TRIBUN JATENG – Sehubungan dengan opini yang dimuat pada tanggal (Jumat, 23 Desember 2016) dengan judul “Ibu, Televisi dan Generasi Internet” Oleh Tri Pujiati (Alumnus Pendidikan Bahasa Arab Pascasarjana UIN Sunan Kalijaga Yogyakarta). Dari Opini yang dimuat, saya sependapat dengan saudari. Bahwa maraknya acara televisi pada beberapa dekade ini yang semakin kesini semakin tidak bermutu, tontonan yang seharusnya tidak ditonton oleh anak-anak tetapi seperti dipaksa untuk ditonton. Karena tidak ada pilihan lain acara yang akan ditonton. Terlebih lagi acara anak-anak yang semakin berkurang. Padahal acara televisi untuk anak-anak sangat diperlukan, terlebih untuk membangun karekter dan psikologi yang harus mendapatkan ajaran yang baik. Jika acara televisi seperti ini terus generasi penerus bangsa akan menjadi rusak. Belum sepatutnya anak-anak dibawah umur menonton acara yang sepatutnya belum diperbolehkan untuk ditonton, seperi : Sinetron, gosip, kekerasan dan sebagainya. Membuat karakter anak menjadi rusak dengan acara yang seperti itu.
Bahwa Perusahaan televisi sekarang hanya mengejar target untuk meningkatkan ratting yang tinggi. Bagi mereka, yang penting diterima oleh masyarakat tanpa memperdulikan efeknya terhadap perkembangan anak. Sungguh miris jika seperti itu adanya.
Tingkat anak-anak yang memiliki rasa ingin tahu yang tinggi, berpotensi untuk menirukan adegan atau perbuatan yang dilihat olehnya. Maka untuk mengatasinya, bagi orang tua harus mengawasi saat anak-anaknya untuk menonton televisi. Supaya tontonan yang dilihat tidak berdampak yang buruk. Sudah dikatakan pada opininya bahwa keberadaan orang tua terutama ibu sangat diperlukan untuk menanamkan kesadaran serta menyeleksi acara yang pantas bagi anak-anaknya.
Pada dasarnya televisi itu merupakan informasi yang didapat pada hal yang dilihat melalui televisi tersebut. Karena tak harus dengan surat kabar, majalah, dan lainnya, untuk mengetahui informasi tersebut. Maka dengan televisi seharusnya sudah mendapatkan informasi yang positif, bukan hal negative yang didapat.
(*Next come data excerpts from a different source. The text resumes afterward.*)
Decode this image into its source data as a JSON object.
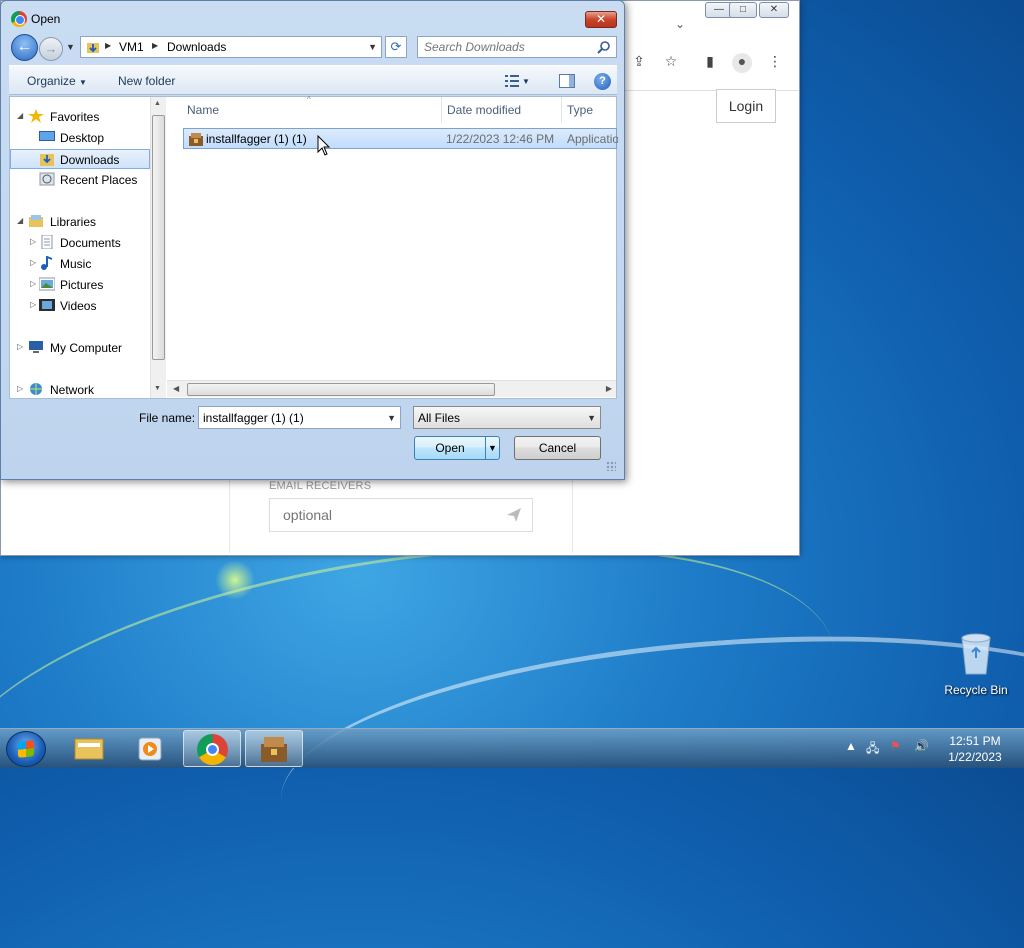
{
  "dialog": {
    "title": "Open",
    "close_label": "✕",
    "breadcrumb": [
      "VM1",
      "Downloads"
    ],
    "search_placeholder": "Search Downloads",
    "toolbar": {
      "organize": "Organize",
      "new_folder": "New folder",
      "help": "?"
    },
    "nav": {
      "favorites": "Favorites",
      "desktop": "Desktop",
      "downloads": "Downloads",
      "recent_places": "Recent Places",
      "libraries": "Libraries",
      "documents": "Documents",
      "music": "Music",
      "pictures": "Pictures",
      "videos": "Videos",
      "my_computer": "My Computer",
      "network": "Network"
    },
    "columns": {
      "name": "Name",
      "date": "Date modified",
      "type": "Type"
    },
    "files": [
      {
        "name": "installfagger (1) (1)",
        "date": "1/22/2023 12:46 PM",
        "type": "Application"
      }
    ],
    "file_name_label": "File name:",
    "file_name_value": "installfagger (1) (1)",
    "file_type": "All Files",
    "open_button": "Open",
    "cancel_button": "Cancel"
  },
  "browser": {
    "login_button": "Login",
    "email_label": "EMAIL RECEIVERS",
    "email_placeholder": "optional"
  },
  "desktop": {
    "recycle_bin": "Recycle Bin"
  },
  "taskbar": {
    "time": "12:51 PM",
    "date": "1/22/2023"
  }
}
Seperti hasil survei yang dikemukaan oleh opini saudari oleh Nielsen Audience Measurement pada 2012 menunjukkan bahwa masyarakat Indonesia yang menonton televisi mencapai 95%.kemudian disusul Internet dengan 33%, radio 20%, surat kabar 12%, tabloid 6%, dan majalah 5%.
Badan Pusat statistik (BPS) pada tahun 2006 mencatat, penduduk dengan usia di atas 10 tahun yang menonton TV jumlahnya 85,86% dan yang membaca surat kabar 23,46%. Selanjutnya pada tahun 2009, penduduk yang menonton TV mencapai 90,27% dan membaca surat kabar 18,94%. Pada tahun 2012 menunjukkan, penduduk yang menonton TV berjumlah 91,68% dan yang membaca surat kabar berjumlah 17,66%.
Ada beberapa cara supaya penonton tertarik pada acara televisi yang menurut saya tidak menarik, yaitu dengan mengundang artis yang sedang naik daun, atau memerankan tokoh pada sinetron. Dengan mudah masyarakat tertarik untuk menonton acara televisi tersebut.
Dan beberapa beberapa dekade akhir-akhir ini berkurangnya artis cilik yang menanyangkan acara yang khusus untuk usia anak-anak. Dahulu saya ingat ada acara televisi anak tahun 90’an yaitu : “Si Komo” Apakah ada yang masih ingat Si Komo? Program untuk anak-anak yang tayang sekitar tahun 1997 pertama kali muncul di TPI, tayang setiap pagi pukul 08.00 WIB. Tokoh ikonik si Komo ini terinspirasi dari binatang Komodo.
Tayangan ini sangat inspiratif dan edukatif sehingga mendapat pujian dan apresiasi dari Presiden kala itu dan tentunya para orang tua yang sangat tertolong dalam pembentukan karakter anak-anaknya. Tokoh yang sering mengucapkan "weleh…weleh.." ini di Dubbing oleh Kak Seto yang kemudian dikenal hingga saat ini sebagai pemerhati anak.
Coba kita lihat sekarang apakah ada acara yang mendidik seperti acara televisi saat tahun 90’an. Bagi saya semakin kesini semakin berkurang. Mungkin ada, tetapi tidak sebagus yang dahulu. Atau pengemasannya saja yang jaman sekarang semakin maju. tetapi tidak tahu juga sih.
Jadi pertelevisian yang mendidik yang dibutuhkan bagi anak-anak. Supaya mereka mengerti dan memahami acara-acara apa yang pantas untuk ditonton dan tidak. Dan juga perlu adanya dukungan dari KPI yang harus lebih tanggap atas insiden yang tidak baik ini.
Selain dari KPI, peran orangtua pun sangat penting untuk memantau apa saja yang ditonton oleh anak-anak. Khusus pada seorang ibu dituntut untuk lebih aktif memantau anak-anaknya baik siang maupun malam agar tidak terjebak pada acara televisi yang tidak mendidik.
Maka psikologi anak sangat penting untuk kedepannya, supaya menjadi warisan bangsa yang unggul dan berkarakter berbudi luhur. Jika awalnya sudah tercemar dengan hal yang tidak baik maka seterusnya akan seperti itu. Jadi lebih baik dicegah lebih dini ketimbang terlambat untuk ditanganinya.
Pesan dari saya, jadilah penikmat pertelevisian yang bijak. Harus bisa mengetahui porsi tontonan yang kita tonton sesuai usia kita. Jangan sampai salah, jika salah maka yang didapat bukan informasi tetapi hanya kesiasiaan saja yang kita lihat.
Aulia Salsabila.
Mahasiswa Pendidikan Bahasa dan Sastra Indonesia Universitas PGRI Semarang.